环境安装3.11语音模型
小于 1 分钟
环境安装3.11语音模型
M1 Mac Anaconda
curl -O https://repo.anaconda.com/miniconda/Miniconda3-latest-MacOSX-arm64.sh
sh Miniconda3-latest-MacOSX-arm64.sh
不自动激活 conda config --set auto*activate*base false
撤销设置 conda init --reverse $SHELL
创建激活Conda环境
conda create -n llm_audio python=3.9
conda activate llm_audio
查看环境
conda info --envs | grep "*"
删除环境
conda remove --name llm_audio --all
安装 modelscope
audio,cv
版本不兼容需要单独环境安装
# audio,cv == 1.25.0
pip install "modelscope[audio]" -f https://modelscope.oss-cn-beijing.aliyuncs.com/releases/repo.html
pip install "modelscope[cv]" -f https://modelscope.oss-cn-beijing.aliyuncs.com/releases/repo.html
modelscope
Paraformer语音识别-中文-通用-16k-离线-large-pytorch
from modelscope.pipelines import pipeline
from modelscope.utils.constant import Tasks
inference_16k_pipline = pipeline(
task=Tasks.auto_speech_recognition,
model='iic/speech_paraformer-large_asr_nat-zh-cn-16k-common-vocab8404-pytorch')

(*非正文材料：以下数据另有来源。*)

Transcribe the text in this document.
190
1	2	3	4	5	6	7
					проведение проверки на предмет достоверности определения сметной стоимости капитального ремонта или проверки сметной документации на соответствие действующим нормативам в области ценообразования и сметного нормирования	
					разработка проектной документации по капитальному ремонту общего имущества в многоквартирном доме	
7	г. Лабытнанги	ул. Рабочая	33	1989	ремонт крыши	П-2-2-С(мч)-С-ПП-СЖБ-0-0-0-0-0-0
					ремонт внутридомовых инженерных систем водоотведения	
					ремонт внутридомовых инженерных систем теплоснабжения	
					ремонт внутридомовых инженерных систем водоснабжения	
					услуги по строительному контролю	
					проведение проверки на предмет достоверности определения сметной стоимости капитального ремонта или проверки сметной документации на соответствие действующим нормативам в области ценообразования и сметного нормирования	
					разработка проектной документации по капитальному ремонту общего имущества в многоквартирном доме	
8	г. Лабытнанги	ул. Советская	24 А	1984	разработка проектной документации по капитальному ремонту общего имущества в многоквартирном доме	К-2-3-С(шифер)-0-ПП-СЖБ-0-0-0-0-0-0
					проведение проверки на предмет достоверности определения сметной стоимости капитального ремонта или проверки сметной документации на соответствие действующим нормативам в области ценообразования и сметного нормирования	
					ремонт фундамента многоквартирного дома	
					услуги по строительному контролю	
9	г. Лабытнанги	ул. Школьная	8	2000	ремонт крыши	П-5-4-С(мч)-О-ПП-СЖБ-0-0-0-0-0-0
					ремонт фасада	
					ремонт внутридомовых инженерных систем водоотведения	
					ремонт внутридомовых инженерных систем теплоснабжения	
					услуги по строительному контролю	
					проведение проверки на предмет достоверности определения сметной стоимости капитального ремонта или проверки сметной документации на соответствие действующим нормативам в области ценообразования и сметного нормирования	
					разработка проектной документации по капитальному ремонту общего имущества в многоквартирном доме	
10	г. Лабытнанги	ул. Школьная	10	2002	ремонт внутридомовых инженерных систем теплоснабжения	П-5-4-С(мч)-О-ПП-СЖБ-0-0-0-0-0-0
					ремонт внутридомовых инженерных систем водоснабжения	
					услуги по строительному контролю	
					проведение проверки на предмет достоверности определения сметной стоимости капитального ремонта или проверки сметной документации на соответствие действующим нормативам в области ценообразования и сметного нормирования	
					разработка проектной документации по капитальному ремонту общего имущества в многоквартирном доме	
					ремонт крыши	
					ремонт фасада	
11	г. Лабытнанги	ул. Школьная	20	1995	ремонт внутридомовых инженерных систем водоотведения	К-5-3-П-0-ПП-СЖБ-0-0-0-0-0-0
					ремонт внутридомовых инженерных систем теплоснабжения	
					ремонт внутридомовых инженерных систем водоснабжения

rec_result = inference_16k_pipline('https://isv-data.oss-cn-hangzhou.aliyuncs.com/ics/MaaS/ASR/test_audio/asr_example_zh.wav')
print(rec_result)
from modelscope.outputs import OutputKeys
from modelscope.pipelines import pipeline
from modelscope.utils.constant import Tasks
text = '待合成文本'
model_id = 'iic/speech_sambert-hifigan_tts_zh-cn_16k'
sambert_hifigan_tts = pipeline(task=Tasks.text_to_speech, model=model_id)
output = sambert_hifigan_tts(input=text, voice='zhitian_emo')
wav = output[OutputKeys.OUTPUT_WAV]
with open('output.wav', 'wb') as f:
f.write(wav)
Huggingface
Issues
ImportError: cannot import name 'kaiser' from 'scipy.signal'
pip install scipy==1.10.0
'ttsfrd' has no attribute 'TtsFrontendEngine'
raise type(e)(f'{obj_cls.name}: {e}') from e
AttributeError: TextToSpeechSambertHifiganPipeline: SambertHifigan: module 'ttsfrd' has no attribute 'TtsFrontendEngine'